Abstract:
A draw spring linkage includes a hollow rod formed with a shoulder structure at the first end of the rod and with a slot that extends longitudinally of the rod and is located between the shoulder structure and the second end of the hollow rod. A tongue member includes an attachment portion and a stem that projects from the attachment portion. The stem fits slidingly in the interior space of the hollow rod and is formed with a slot that is aligned with the slot in the hollow rod. A key extends through the slot in the tongue member and the slot in the hollow rod and projects laterally from the hollow rod. A hollow cylindrical spring is threaded by the hollow rod. The first end of the spring engages the shoulder structure, the second end of the spring engages the key, and the spring is held under compression between the shoulder structure and the key.

Description:
CROSS REFERENCE TO RELATED APPLICATION 
   This application claims benefit of U.S. Provisional application No. 60/493,438 filed Aug. 8, 2003. 

   BACKGROUND OF THE INVENTION 
   This invention relates to a draw spring linkage, particularly a tail wheel draw spring linkage for a light aircraft. 

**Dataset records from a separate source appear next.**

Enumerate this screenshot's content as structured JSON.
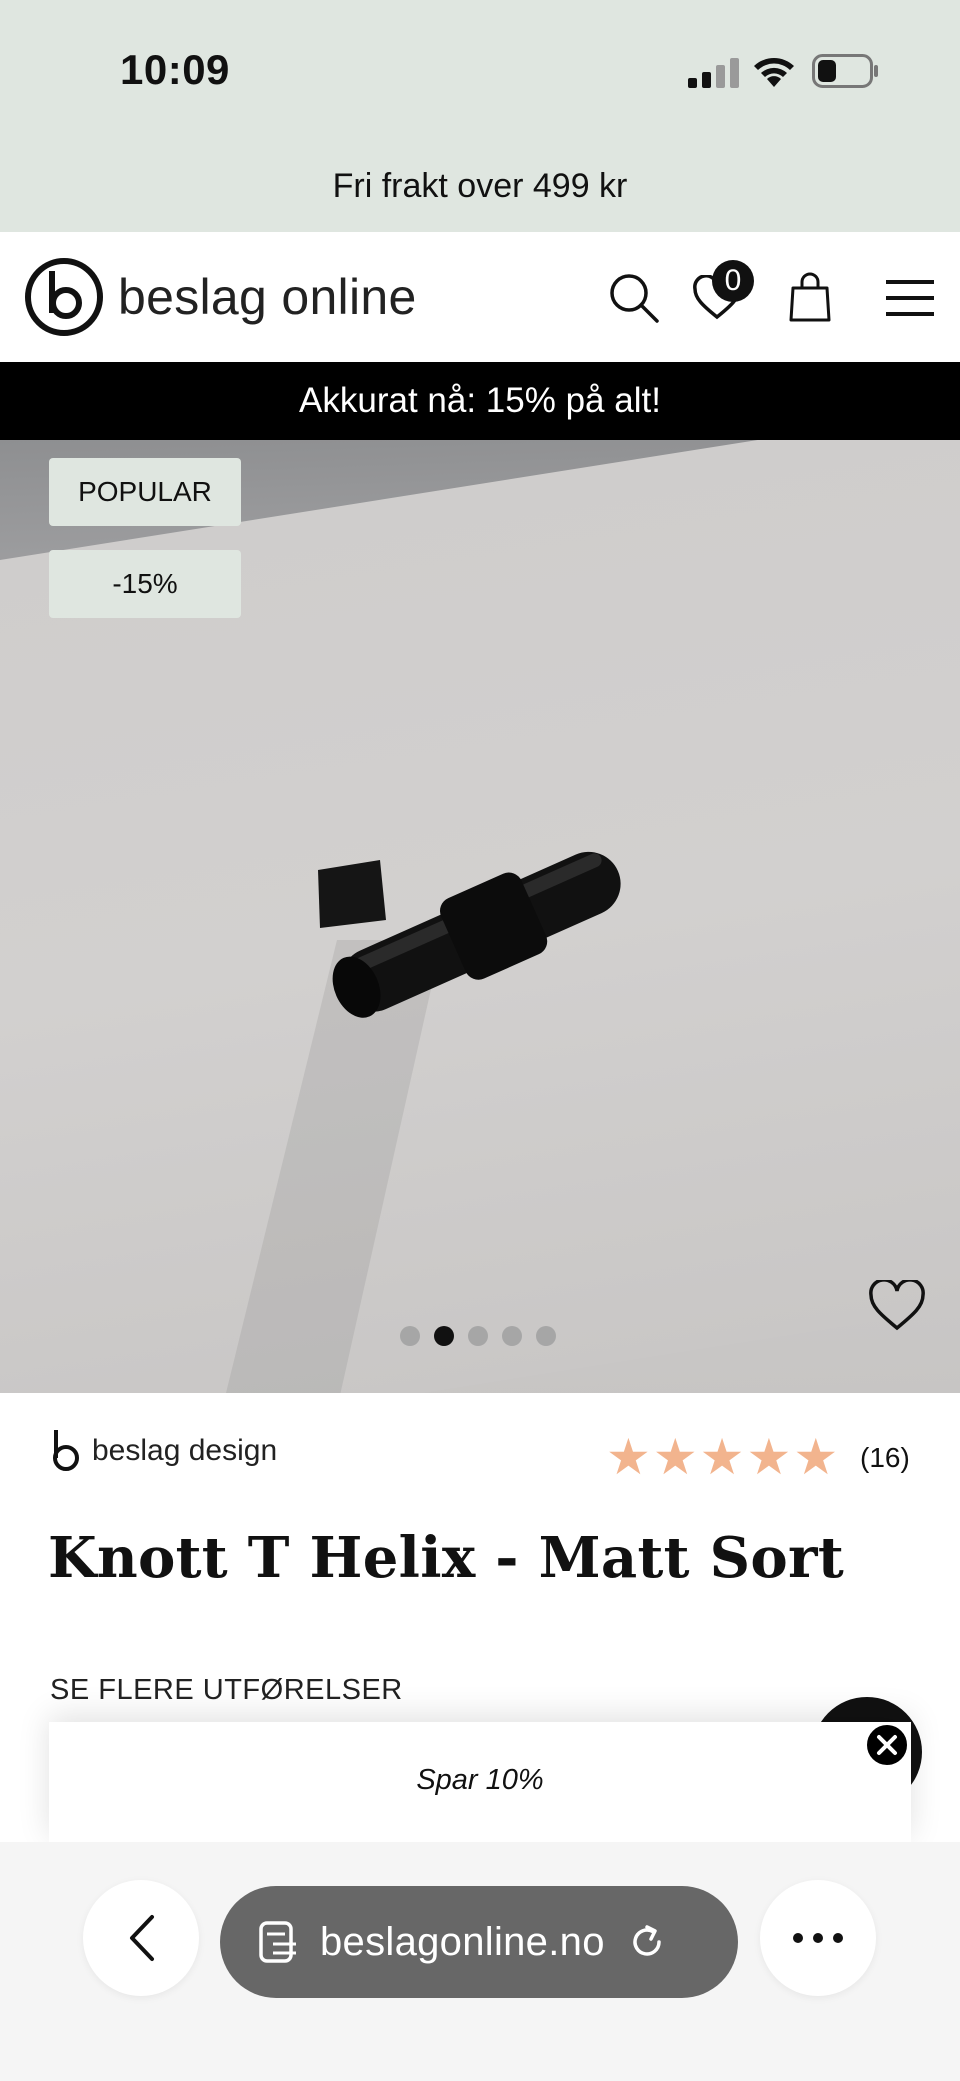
{
  "status_bar": {
    "time": "10:09"
  },
  "promo": {
    "text": "Fri frakt over 499 kr"
  },
  "header": {
    "logo_text": "beslag online",
    "wishlist_count": "0"
  },
  "sale_banner": {
    "text": "Akkurat nå: 15% på alt!"
  },
  "hero": {
    "tags": [
      "POPULAR",
      "-15%"
    ],
    "slide_count": 5,
    "active_slide": 2
  },
  "product": {
    "brand": "beslag design",
    "rating": 5,
    "star_color": "#f2b48e",
    "review_count": "(16)",
    "title": "Knott T Helix - Matt Sort",
    "variants_label": "SE FLERE UTFØRELSER"
  },
  "popup": {
    "text": "Spar 10%"
  },
  "browser": {
    "url": "beslagonline.no"
  },
  "colors": {
    "mint": "#dfe6e0",
    "sale_bg": "#000000",
    "urlbar": "#676767"
  },
  "icons": [
    "signal-icon",
    "wifi-icon",
    "battery-icon",
    "search-icon",
    "heart-icon",
    "bag-icon",
    "menu-icon",
    "back-icon",
    "tabs-icon",
    "reload-icon",
    "more-icon",
    "close-icon"
  ]
}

   A conventional light aircraft has a vertical stabilizer and a rudder that is attached to the vertical stabilizer and is pivotable relative to the vertical stabilizer about an approximately vertical axis. Rudder control cables are connected to a rudder control horn (a generally horizontal bar that is attached to the rudder at its lower end and extends to each side of the rudder) to allow the pilot to adjust the angular position of the rudder in flight. 

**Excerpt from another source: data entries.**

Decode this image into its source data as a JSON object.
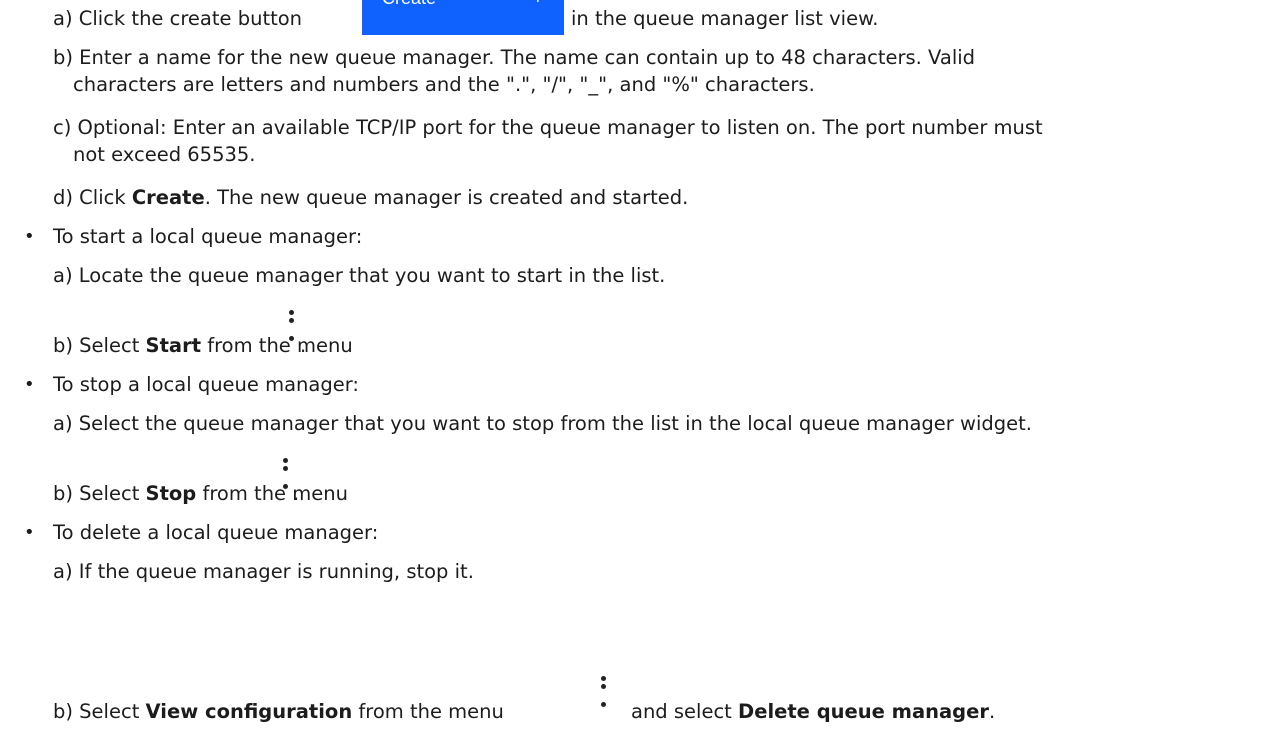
{
  "create_step": {
    "prefix": "a) Click the create button",
    "button_label": "Create",
    "button_plus": "+",
    "suffix": "in the queue manager list view."
  },
  "step_b": {
    "line1": "b) Enter a name for the new queue manager. The name can contain up to 48 characters. Valid",
    "line2": "characters are letters and numbers and the \".\", \"/\", \"_\", and \"%\" characters."
  },
  "step_c": {
    "line1": "c) Optional: Enter an available TCP/IP port for the queue manager to listen on. The port number must",
    "line2": "not exceed 65535."
  },
  "step_d": {
    "prefix": "d) Click ",
    "bold": "Create",
    "suffix": ". The new queue manager is created and started."
  },
  "start_section": {
    "bullet": "•",
    "heading": "To start a local queue manager:",
    "step_a": "a) Locate the queue manager that you want to start in the list.",
    "step_b_prefix": "b) Select ",
    "step_b_bold": "Start",
    "step_b_suffix": " from the menu",
    "step_b_end": "."
  },
  "stop_section": {
    "bullet": "•",
    "heading": "To stop a local queue manager:",
    "step_a": "a) Select the queue manager that you want to stop from the list in the local queue manager widget.",
    "step_b_prefix": "b) Select ",
    "step_b_bold": "Stop",
    "step_b_suffix": " from the menu",
    "step_b_end": "."
  },
  "delete_section": {
    "bullet": "•",
    "heading": "To delete a local queue manager:",
    "step_a": "a) If the queue manager is running, stop it.",
    "step_b_prefix": "b) Select ",
    "step_b_bold": "View configuration",
    "step_b_middle": " from the menu",
    "step_b_and": "and select ",
    "step_b_bold2": "Delete queue manager",
    "step_b_end": "."
  },
  "colors": {
    "button": "#0f62fe",
    "text": "#1c1c1c"
  },
  "icons": [
    "overflow-menu-icon"
  ]
}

   Light aircraft with conventional landing gear are commonly equipped with spring-loaded tail wheel steering linkages that connect the rudder control horn to the tail wheel for positive steering control while on the ground. Typically, the tail wheel is mounted for pivotal movement about an axis that is approximately parallel to the pivotal axis of the rudder and is coupled to a tail wheel horn (a generally horizontal bar that is attached to the tail wheel and extends to each side of the tail wheel). The traditional tail wheel steering linkages comprise draw springs that are connected between the control horns of the rudder and the tail wheel. The draw springs provide shock absorption to protect the rudder control system in the event that the wheel strikes an irregularity during taxiing, take-off or landing. The draw spring linkage is constructed so that the two ends of the linkage remain connected even if the spring fails. The draw spring that is used in the traditional tail wheel steering linkage has some disadvantages, including the fact that it is bulky and not aerodynamic, it is prone to corrosion, and the clips that attach the linkage to the tail wheel control horn may open up and detach in use unless they are wired closed. 

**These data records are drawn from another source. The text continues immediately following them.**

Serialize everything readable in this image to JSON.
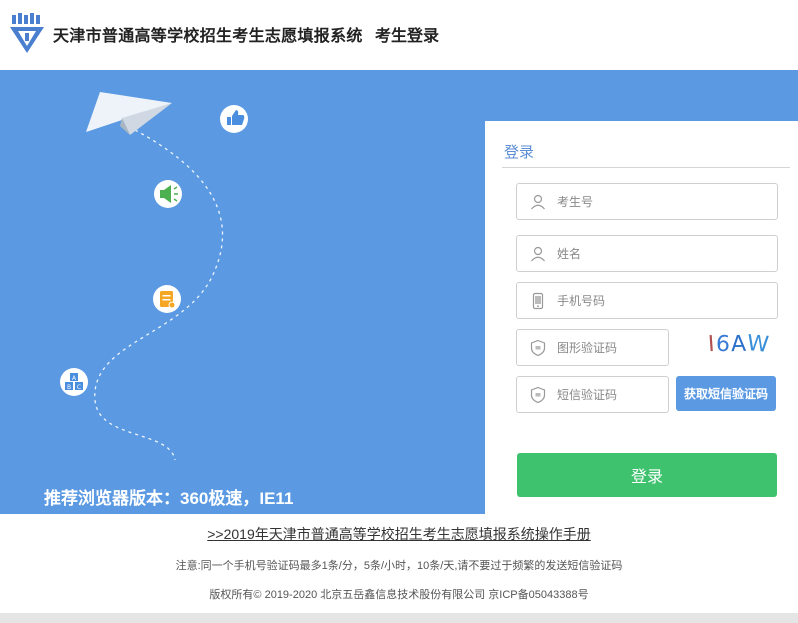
{
  "header": {
    "title": "天津市普通高等学校招生考生志愿填报系统",
    "subtitle": "考生登录"
  },
  "hero": {
    "browser_tip": "推荐浏览器版本：360极速，IE11",
    "icons": [
      "paper-plane-icon",
      "thumbs-up-icon",
      "megaphone-icon",
      "document-icon",
      "abc-blocks-icon"
    ]
  },
  "login": {
    "title": "登录",
    "fields": {
      "exam_no": {
        "placeholder": "考生号",
        "value": ""
      },
      "name": {
        "placeholder": "姓名",
        "value": ""
      },
      "phone": {
        "placeholder": "手机号码",
        "value": ""
      },
      "image_code": {
        "placeholder": "图形验证码",
        "value": ""
      },
      "sms_code": {
        "placeholder": "短信验证码",
        "value": ""
      }
    },
    "captcha_text": "I6AW",
    "sms_button": "获取短信验证码",
    "submit_button": "登录"
  },
  "footer": {
    "manual_link": ">>2019年天津市普通高等学校招生考生志愿填报系统操作手册",
    "notice": "注意:同一个手机号验证码最多1条/分，5条/小时，10条/天,请不要过于频繁的发送短信验证码",
    "copyright": "版权所有© 2019-2020 北京五岳鑫信息技术股份有限公司 京ICP备05043388号"
  },
  "colors": {
    "hero_bg": "#5b9ae3",
    "login_button": "#3ec26e",
    "sms_button": "#5b9ae3",
    "logo": "#4a7fd0"
  }
}
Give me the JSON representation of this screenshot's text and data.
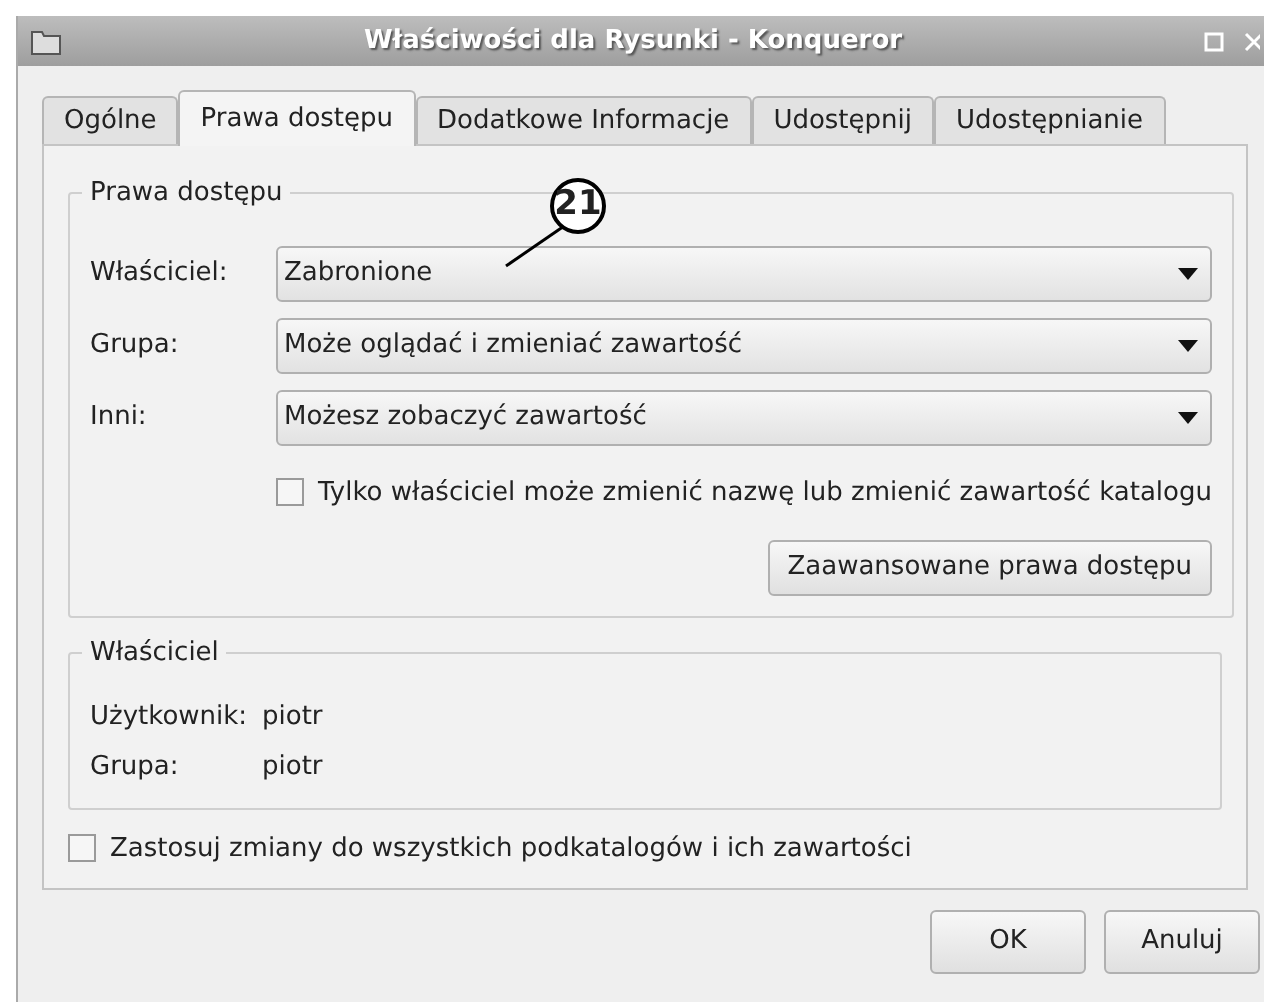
{
  "window": {
    "title": "Właściwości dla Rysunki - Konqueror"
  },
  "tabs": [
    {
      "label": "Ogólne",
      "selected": false
    },
    {
      "label": "Prawa dostępu",
      "selected": true
    },
    {
      "label": "Dodatkowe Informacje",
      "selected": false
    },
    {
      "label": "Udostępnij",
      "selected": false
    },
    {
      "label": "Udostępnianie",
      "selected": false
    }
  ],
  "permissions": {
    "title": "Prawa dostępu",
    "rows": [
      {
        "label": "Właściciel:",
        "value": "Zabronione"
      },
      {
        "label": "Grupa:",
        "value": "Może oglądać i zmieniać zawartość"
      },
      {
        "label": "Inni:",
        "value": "Możesz zobaczyć zawartość"
      }
    ],
    "owner_only": {
      "label": "Tylko właściciel może zmienić nazwę lub zmienić zawartość katalogu",
      "checked": false
    },
    "advanced_button": "Zaawansowane prawa dostępu"
  },
  "owner": {
    "title": "Właściciel",
    "rows": [
      {
        "label": "Użytkownik:",
        "value": "piotr"
      },
      {
        "label": "Grupa:",
        "value": "piotr"
      }
    ]
  },
  "apply_recursive": {
    "label": "Zastosuj zmiany do wszystkich podkatalogów i ich zawartości",
    "checked": false
  },
  "callout": "21",
  "buttons": [
    "OK",
    "Anuluj"
  ]
}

   SUMMARY OF THE INVENTION 
   In accordance with a first aspect of the invention there is provided a draw spring linkage comprising an elongate hollow rod defining an interior space extending longitudinally of the rod, the hollow rod having first and second opposite ends and being formed with a shoulder structure at the first end of the rod and with a slot that extends longitudinally of the rod and is located between the shoulder structure and the second end of the hollow rod, a tongue member comprising an attachment portion and a stem that projects from the attachment portion, wherein the stem fits slidingly in the interior space of the hollow rod and is formed with a slot that is aligned with the slot in the hollow rod, a key member that extends through the slot in the tongue member and the slot in the hollow rod and projects laterally from the hollow rod, and a hollow cylindrical spring member having first and second ends, the hollow spring member being threaded by the hollow rod, the first end of the spring member engaging the shoulder structure, the second end of the spring member engaging the key member, and the spring member being held under compression between the shoulder structure and the key member. 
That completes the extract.